TERESA WILMS MONTT, Cuentos para los hombres que son todavía niños, Otero & Co., Buenos Aires, 1919, 104 páginas.
**********
Cuentos para los hombres que son todavía niños fue el quinto y último libro de la escritora chilena Teresa Wilms Montt (1893-1921).
**********
EL RETRATO
—¿Qué es el dolor? —preguntó una vez un chiquillo a su madre.
—Qué dices hijito? —contestó ella, enarcando sus cejas en movimiento de complejidad y duda.
—¿Qué es el dolor? —repitió la criatura, alzando su vocecita de flautín, con el gesto mimoso de su boca rosada.
¡Oh santa ignorancia de las pasiones! ¿por qué no anidas para siempre en la cuna amorosa del alma infantil?
Dejó la joven madre su labor cerca de la lámpara, que alumbraba tibiamente el grupito amable, y tomando al nene entre sus brazos, enternecida, le habló:
—¿Por qué me haces tan extraña pregunta, nene de mis entrañas? ¿Quién ha pronunciado a tu lado esa palabra?
Y la mamá, apretaba con sus manos largas desnudas de joyas, manos de monja o de mujer honrada, la fina cabecita.
—Mamita, me lo dijo la vecina, aquella viejecita que suele traerte flores para la Virgen.
Verás. Primero me preguntó por ti, con esa voz que parece estuviera siempre llorando. “¿Cómo está tu mamita, nene? ¿Siempre tan sola? Tienes que cuidarla mucho”, dijo: Y después, suspirando, mientras yo jugaba con el gato en su puerta, ella hablaba sola y murmuraba: —Santa de Dios, y dicen que hay justicia cuando en esa pobre alma parece que la tierra se hubiese ensañado. ¡Oh dolor, dolor!, exclamó tan fuerte la viejecita, que yo me asusté y vine corriendo.
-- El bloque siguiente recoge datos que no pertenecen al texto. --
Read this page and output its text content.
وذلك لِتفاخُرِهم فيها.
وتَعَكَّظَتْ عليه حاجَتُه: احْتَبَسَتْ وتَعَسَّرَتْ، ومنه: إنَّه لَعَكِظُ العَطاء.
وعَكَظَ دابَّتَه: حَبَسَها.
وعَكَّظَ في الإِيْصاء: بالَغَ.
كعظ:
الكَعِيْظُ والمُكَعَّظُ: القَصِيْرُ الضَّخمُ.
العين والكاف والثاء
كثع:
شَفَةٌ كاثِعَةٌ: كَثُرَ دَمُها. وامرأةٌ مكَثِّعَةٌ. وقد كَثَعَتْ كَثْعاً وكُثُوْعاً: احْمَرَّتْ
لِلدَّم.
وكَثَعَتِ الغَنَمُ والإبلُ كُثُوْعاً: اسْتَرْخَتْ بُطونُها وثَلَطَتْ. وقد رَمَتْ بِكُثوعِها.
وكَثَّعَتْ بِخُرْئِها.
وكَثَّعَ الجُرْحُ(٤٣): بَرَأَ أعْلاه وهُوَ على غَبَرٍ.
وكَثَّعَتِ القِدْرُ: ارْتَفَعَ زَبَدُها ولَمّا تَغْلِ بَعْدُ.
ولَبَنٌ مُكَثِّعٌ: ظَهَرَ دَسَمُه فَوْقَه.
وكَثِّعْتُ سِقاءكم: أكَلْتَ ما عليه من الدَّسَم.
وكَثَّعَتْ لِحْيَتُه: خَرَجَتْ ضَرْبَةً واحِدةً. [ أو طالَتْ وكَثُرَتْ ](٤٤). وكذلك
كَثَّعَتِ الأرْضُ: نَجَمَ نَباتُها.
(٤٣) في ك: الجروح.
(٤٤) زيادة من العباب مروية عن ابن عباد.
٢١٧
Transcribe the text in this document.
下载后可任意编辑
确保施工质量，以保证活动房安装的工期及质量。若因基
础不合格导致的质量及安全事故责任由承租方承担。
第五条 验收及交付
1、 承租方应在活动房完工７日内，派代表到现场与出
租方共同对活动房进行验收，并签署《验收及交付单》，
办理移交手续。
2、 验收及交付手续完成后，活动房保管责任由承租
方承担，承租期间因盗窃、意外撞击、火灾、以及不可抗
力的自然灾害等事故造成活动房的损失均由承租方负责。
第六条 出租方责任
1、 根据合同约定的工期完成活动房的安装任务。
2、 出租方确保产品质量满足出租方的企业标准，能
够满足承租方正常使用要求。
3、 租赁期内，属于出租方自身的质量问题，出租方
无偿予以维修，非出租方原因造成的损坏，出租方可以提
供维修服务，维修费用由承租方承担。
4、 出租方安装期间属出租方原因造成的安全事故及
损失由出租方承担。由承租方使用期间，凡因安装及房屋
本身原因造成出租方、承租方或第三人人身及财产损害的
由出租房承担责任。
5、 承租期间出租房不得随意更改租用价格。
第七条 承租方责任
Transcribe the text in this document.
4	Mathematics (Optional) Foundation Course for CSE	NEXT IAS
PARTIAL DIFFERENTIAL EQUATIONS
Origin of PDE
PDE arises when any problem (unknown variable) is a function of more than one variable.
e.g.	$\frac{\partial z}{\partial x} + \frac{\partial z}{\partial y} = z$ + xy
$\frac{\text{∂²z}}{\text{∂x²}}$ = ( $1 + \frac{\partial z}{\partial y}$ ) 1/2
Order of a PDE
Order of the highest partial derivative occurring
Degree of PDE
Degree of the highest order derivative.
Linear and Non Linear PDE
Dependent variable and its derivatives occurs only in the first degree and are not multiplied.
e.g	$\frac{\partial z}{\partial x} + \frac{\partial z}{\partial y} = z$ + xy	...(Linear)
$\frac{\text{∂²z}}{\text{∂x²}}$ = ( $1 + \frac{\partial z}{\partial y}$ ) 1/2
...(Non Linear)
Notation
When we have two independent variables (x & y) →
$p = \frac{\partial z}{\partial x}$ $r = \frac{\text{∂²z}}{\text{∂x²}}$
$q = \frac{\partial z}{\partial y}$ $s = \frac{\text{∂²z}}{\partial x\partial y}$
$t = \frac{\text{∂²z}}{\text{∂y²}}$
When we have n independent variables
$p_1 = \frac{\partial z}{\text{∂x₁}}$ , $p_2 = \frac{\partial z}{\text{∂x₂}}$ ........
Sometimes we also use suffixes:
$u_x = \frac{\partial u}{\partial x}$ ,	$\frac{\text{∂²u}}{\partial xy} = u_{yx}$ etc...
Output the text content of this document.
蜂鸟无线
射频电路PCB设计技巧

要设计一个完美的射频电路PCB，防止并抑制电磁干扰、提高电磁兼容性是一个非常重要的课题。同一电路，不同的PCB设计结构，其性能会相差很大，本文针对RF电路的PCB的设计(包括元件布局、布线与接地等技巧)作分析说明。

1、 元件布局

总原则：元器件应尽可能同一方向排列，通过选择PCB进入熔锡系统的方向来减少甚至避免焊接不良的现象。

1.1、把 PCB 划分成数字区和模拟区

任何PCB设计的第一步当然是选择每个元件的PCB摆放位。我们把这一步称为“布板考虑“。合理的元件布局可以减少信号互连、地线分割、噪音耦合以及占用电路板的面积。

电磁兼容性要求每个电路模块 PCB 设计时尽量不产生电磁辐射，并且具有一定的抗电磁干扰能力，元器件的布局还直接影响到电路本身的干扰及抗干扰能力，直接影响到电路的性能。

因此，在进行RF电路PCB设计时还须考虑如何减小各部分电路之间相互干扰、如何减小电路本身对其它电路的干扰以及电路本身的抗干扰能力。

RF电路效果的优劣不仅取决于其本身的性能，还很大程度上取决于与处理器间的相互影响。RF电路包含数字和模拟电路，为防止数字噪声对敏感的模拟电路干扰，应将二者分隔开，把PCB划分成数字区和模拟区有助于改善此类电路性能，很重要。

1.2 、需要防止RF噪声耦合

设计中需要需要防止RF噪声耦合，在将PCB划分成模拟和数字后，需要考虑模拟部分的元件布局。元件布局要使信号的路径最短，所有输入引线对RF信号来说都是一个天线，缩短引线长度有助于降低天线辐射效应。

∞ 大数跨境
—¿Decía así?… —interrogó la madre, estremeciéndose en un impulso helado de su alma.
—Sí mamita, sí. Por eso te pregunto qué es el dolor.
Palideció la mujer; un gotear de lágrimas silenciosas rompió el cristal de sus ojos enigmáticos: ojos de iluminada y de bestia humilde.
—¿Por qué lloras mamá? ¡No quiero que llores! —gimoteó el chiquitín, acomodando su minúscula personita en el regazo maternal.
El chico miraba hacia la ventana donde se veía, a través de los cuadrados, caer la espesa obscuridad de la noche, como un presentimiento agorero en el silencio de los campos.
—Tengo miedo, mamita; tengo miedo.
—De qué, hijito mío?
—De tu llanto y de la oscuridad que veo desde aquí —y el chiquillo señalaba la ventana.
—No te asustes, nene mío, no es nada. ¿Quieres dormir?
—Bueno, mamita, —y la cabecita confiada, buscó el hueco blando de los brazos maternos.
La llama de la lámpara tenía el palpitar desmayado de un corazón enfermo. Colgado a los barrotes del lecho se balanceaba, imperceptiblemente, un negro crucifijo de ébano con sus brazos de plata, abiertos como alas lunares.
Las dos camas blancas, extendidas sin una arruga en las simples colchas, daban la impresión de que hubiese puesto en ellas las sonrisas de sus ojos la Madre de Dios.
Suspendido entre las cabeceras, relucía un marco acerado, sosteniendo, en sus extremidades la imagen de un hombre.
Dulce la mirada, correcto el corte de la nariz, funesto el pliegue de la boca.
—¿Qué es el dolor, mamita?, — balbuceó débilmente entre sueños el hijito.
La madre nada dijo, pero sus dedos afilados se crisparon, y levantándose en un gesto desconsolado y rebelde, señalaron el retrato, donde reía y reirá siempre la eterna causa del dolor femenino.